One of the more unusual stories in This Side That Side, an anthology of graphic narratives related to Partition, is by Ahmad Rafay Alam and Martand Khosla. Titled 90 Upper Mall, it begins with Alam, a Lahori, reminiscing about going to London as a law student. At the hostel, he befriends Khosla, an Indian who is there to study architecture.
‘One evening,’ he writes, ‘Martand barged into my room at Willie G and said, in mock outrage—’ Below, there is an image of Khosla with his hands around Alam’s throat and a speech bubble saying, ‘Oi b***ch*d, I want my rent! You’re living in my fu**ing house!’
The rest of the story is a short history of both families and how it comes together in 90 Upper Mall, a house in Lahore built by Khosla’s great grandfather. His family moved out during Partition, and in 1959 it was allotted to Alam’s grandfather. When Khosla’s father comes to meet him in London, they stumble on the connection during a casual conversation.
The story ends with these lines: ‘The rhetoric of Partition has always been characterised by loss and violence. Yet, in writing this or reflecting on the story, I can’t but think of Partition in terms I’m familiar with: the story of 90 Upper Mall. Maybe this has been our buffer against the prejudices of history.’

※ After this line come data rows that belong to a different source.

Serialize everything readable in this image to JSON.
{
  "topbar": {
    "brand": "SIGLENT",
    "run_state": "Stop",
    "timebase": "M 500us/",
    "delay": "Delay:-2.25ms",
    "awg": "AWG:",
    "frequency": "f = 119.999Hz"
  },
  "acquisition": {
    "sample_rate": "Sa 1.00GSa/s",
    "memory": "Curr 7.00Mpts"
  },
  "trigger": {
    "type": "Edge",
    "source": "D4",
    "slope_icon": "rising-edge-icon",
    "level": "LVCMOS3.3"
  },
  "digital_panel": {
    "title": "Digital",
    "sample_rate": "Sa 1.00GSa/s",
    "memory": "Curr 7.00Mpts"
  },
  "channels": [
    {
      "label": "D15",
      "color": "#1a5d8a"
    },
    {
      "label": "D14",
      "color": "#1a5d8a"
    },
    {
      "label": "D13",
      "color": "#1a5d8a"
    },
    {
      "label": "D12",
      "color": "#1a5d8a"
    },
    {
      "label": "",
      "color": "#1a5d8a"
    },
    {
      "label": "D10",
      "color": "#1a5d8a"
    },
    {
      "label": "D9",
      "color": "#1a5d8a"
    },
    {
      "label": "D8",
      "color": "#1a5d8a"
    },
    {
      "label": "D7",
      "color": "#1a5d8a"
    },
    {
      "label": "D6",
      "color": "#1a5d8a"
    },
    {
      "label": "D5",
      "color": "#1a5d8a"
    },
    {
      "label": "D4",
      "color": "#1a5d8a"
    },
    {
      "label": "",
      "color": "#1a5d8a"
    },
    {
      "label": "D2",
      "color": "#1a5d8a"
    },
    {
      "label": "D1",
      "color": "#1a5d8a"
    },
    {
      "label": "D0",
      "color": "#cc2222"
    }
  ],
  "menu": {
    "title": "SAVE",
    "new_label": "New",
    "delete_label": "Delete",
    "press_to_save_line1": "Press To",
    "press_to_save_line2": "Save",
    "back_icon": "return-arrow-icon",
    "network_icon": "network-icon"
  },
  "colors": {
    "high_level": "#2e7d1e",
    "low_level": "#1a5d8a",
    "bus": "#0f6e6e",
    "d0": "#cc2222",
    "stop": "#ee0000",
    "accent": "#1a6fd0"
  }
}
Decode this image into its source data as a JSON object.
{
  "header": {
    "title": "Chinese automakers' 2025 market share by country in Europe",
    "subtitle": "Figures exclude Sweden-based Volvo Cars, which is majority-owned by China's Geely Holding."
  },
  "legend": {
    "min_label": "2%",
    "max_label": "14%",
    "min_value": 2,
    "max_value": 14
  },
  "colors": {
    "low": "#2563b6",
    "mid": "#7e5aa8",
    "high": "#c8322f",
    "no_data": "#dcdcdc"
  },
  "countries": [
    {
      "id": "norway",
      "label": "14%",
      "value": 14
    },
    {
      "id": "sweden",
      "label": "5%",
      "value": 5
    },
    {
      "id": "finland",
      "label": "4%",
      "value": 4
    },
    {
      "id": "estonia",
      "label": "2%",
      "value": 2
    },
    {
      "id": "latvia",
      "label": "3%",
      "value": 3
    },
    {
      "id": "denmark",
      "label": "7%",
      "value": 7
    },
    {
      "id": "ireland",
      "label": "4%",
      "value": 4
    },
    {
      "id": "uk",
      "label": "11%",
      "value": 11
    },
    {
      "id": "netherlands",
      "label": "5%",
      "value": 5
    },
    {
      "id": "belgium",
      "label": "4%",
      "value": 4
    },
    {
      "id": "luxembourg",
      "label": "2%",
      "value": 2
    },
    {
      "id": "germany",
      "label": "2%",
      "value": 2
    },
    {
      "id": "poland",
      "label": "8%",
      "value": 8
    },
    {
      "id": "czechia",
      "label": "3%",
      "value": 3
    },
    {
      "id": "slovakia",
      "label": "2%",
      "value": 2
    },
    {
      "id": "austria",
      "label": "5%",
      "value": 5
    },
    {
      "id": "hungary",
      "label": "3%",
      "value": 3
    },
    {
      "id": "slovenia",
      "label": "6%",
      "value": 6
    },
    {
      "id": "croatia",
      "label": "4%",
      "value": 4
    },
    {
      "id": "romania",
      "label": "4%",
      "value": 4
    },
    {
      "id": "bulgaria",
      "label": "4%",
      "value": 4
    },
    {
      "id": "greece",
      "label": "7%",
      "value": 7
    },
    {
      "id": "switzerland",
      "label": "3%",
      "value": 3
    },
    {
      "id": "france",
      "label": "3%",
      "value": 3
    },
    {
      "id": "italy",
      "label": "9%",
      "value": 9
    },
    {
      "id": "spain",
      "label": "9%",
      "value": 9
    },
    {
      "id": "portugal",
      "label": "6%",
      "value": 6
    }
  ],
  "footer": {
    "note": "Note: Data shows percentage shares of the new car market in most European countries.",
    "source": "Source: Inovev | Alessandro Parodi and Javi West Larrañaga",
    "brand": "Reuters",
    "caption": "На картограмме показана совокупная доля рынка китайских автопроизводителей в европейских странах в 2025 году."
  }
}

90 Upper Mall is one of the exceptions in the anthology because most of the stories are—exactly as Alam puts it—‘characterised by loss and violence’ and they run like a steel thread through the book. This Side That Side, curated by Vishwajyoti Ghosh, runs on familiar tropes like the grief of exile or suddenly turning stranger in one’s own country. What is novel is the use of the graphic form.
India’s Partition was needless and arbitrary but without any wilful malicious force behind it. Perhaps that’s why, in An Old Fable, Tabish Khair and Priya Kuriyan use the allegory of a king so beholden to reason that he slices a child into parts to settle a dispute between two women claiming to be the mother.
The most powerful stories in the book are those that speak of the human experience. A Letter From India is a fine translation by Mahmood Farooqui of a short story by Intizar Hussain. It is a letter from an uncle to his nephew in Karachi after Partition, with lines shuffling between prose and poetry:
your aunt says you must not come alone, you must
bring our daughter-in-law and your children. This
way we will at least be able to observe your children
and see which one is fair and who is dark.
In The Taboo, writer Malini Gupta finds that the village in West Bengal where she goes for her social work can be reached through another route that no one has told her about because it runs through a refugee camp. Intrigued, she deliberately starts taking her vehicle that way and begins piecing together their story.
The refugees there, she learns, arrived from East Bengal after Partition, but the Government forgot about them after its relief and rehabilitation policy ended in 1958. Left to fend for themselves, the camp became home.
She brings out the prison of that existence through the story of Lily, a woman who leaves her husband to start a garage so that she can break free. ‘If I had stayed I would have remained a faceless refugee, disliked, disowned. To me that taboo is greater than the taboo of a single woman,’ says Lily.
Partition’s after-effects continue to the present in myriad ways, from the psychological to the political, including the second Partition between Bangladesh and Pakistan, and there are stories in This Side That Side representing the gamut. Some fail by trying to intellectualise the experience, or by being so clever that they become cryptic.
One story titled Bastards of Utopia, for instance, uses lines from Memoirs of My Nervous Illness by Daniel Schreber presumably as a metaphor for the madness of Partition, and makes little sense. But all in all, there is enough in This Side That Side to make it an arresting kaleidoscope.